The parts of the plane not loaded with cargo were spartan, uncomfortable seats occupied by civilian and military personnel rotating out, escaping 'The Ice' for the comparative comforts of Christchurch - some of whom had just arrived, returning due to the unexpected accident that collapsed the glacier around the Amundsen-Scott Station.

None of them knew about their other passenger. The presence that lurked concealed within one of the cargo crates, listening to the annoyed grumblings and cheerful chattering of the passengers without their knowledge, that had crept onto the airstrip and the vessel mere hours after the last members of the Apollo teams had been airlifted back to the USS George Washington.

Many hours later, the C-141 set down beneath the clear skies of New Zealand, bouncing slightly against the blacktop before rolling to a halt to disembark its passengers and cargo both. It was summer in Christchurch, a balmy seventy degrees seeing the new arrivals stripping out of their winter gear in relief and inhaling air that didn't burn the lungs with frost.
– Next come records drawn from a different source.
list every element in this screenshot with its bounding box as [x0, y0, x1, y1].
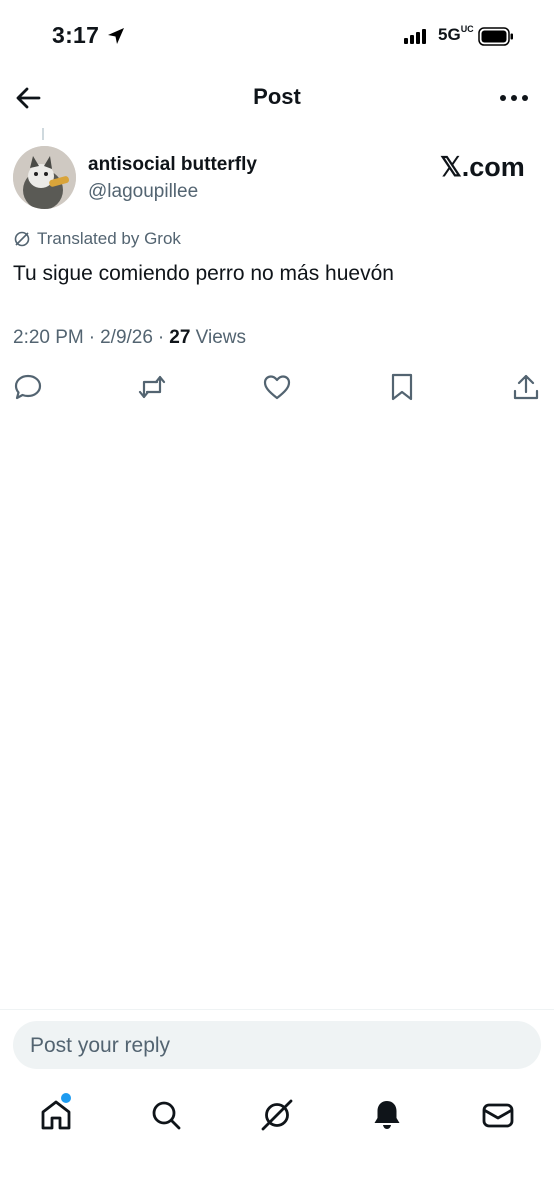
thread-line	[42, 128, 44, 140]
messages-icon	[482, 1103, 514, 1128]
display-name[interactable]: antisocial butterfly	[88, 154, 257, 176]
battery-icon	[478, 27, 513, 46]
signal-icon	[404, 29, 426, 44]
x-watermark: 𝕏.com	[440, 152, 525, 182]
reply-placeholder: Post your reply	[30, 1034, 171, 1057]
more-options-icon[interactable]	[498, 92, 530, 104]
search-icon	[152, 1101, 181, 1130]
repost-icon	[138, 375, 166, 399]
bookmark-button[interactable]	[387, 372, 417, 402]
network-indicator: 5GUC	[438, 24, 474, 45]
nav-notifications[interactable]	[369, 1097, 405, 1133]
nav-messages[interactable]	[480, 1097, 516, 1133]
post-date: 2/9/26	[100, 327, 153, 348]
reply-button[interactable]	[13, 372, 43, 402]
avatar[interactable]	[13, 146, 76, 209]
repost-button[interactable]	[137, 372, 167, 402]
nav-grok[interactable]	[259, 1097, 295, 1133]
share-button[interactable]	[511, 372, 541, 402]
reply-icon	[14, 374, 42, 400]
nav-home[interactable]	[38, 1097, 74, 1133]
nav-search[interactable]	[148, 1097, 184, 1133]
divider	[0, 1009, 554, 1010]
share-icon	[513, 374, 539, 400]
status-time: 3:17	[52, 22, 100, 48]
home-icon	[41, 1100, 71, 1130]
page-title: Post	[253, 84, 301, 109]
grok-icon	[261, 1099, 293, 1131]
grok-icon	[14, 231, 30, 247]
like-button[interactable]	[262, 372, 292, 402]
like-icon	[263, 375, 291, 400]
translation-text: Translated by Grok	[37, 229, 181, 248]
post-meta: 2:20 PM · 2/9/26 · 27 Views	[13, 327, 247, 349]
user-handle[interactable]: @lagoupillee	[88, 181, 198, 203]
notifications-icon	[374, 1101, 400, 1129]
back-arrow-icon[interactable]	[14, 84, 42, 112]
views-count[interactable]: 27 Views	[169, 327, 246, 349]
bookmark-icon	[391, 373, 413, 401]
post-text: Tu sigue comiendo perro no más huevón	[13, 262, 394, 285]
location-arrow-icon	[108, 28, 124, 44]
post-time: 2:20 PM	[13, 327, 84, 348]
cat-avatar-icon	[13, 146, 76, 209]
translation-label[interactable]: Translated by Grok	[13, 229, 181, 249]
notification-dot	[61, 1093, 71, 1103]
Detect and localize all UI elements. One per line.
The other passenger was off the plane with them before the cargo was offloaded, mingling with those who belonged while remaining unidentified, amongst them although his presence remained unnoted.

Airport security was penetrated at 1700 hours, although that breach was never to be discovered.

LAN Flight 117 to Buenos Aires left exactly three hours later, and the stowaway from Antarctica was on it.

One step at a time, he was returning. If he could still smile… he would have.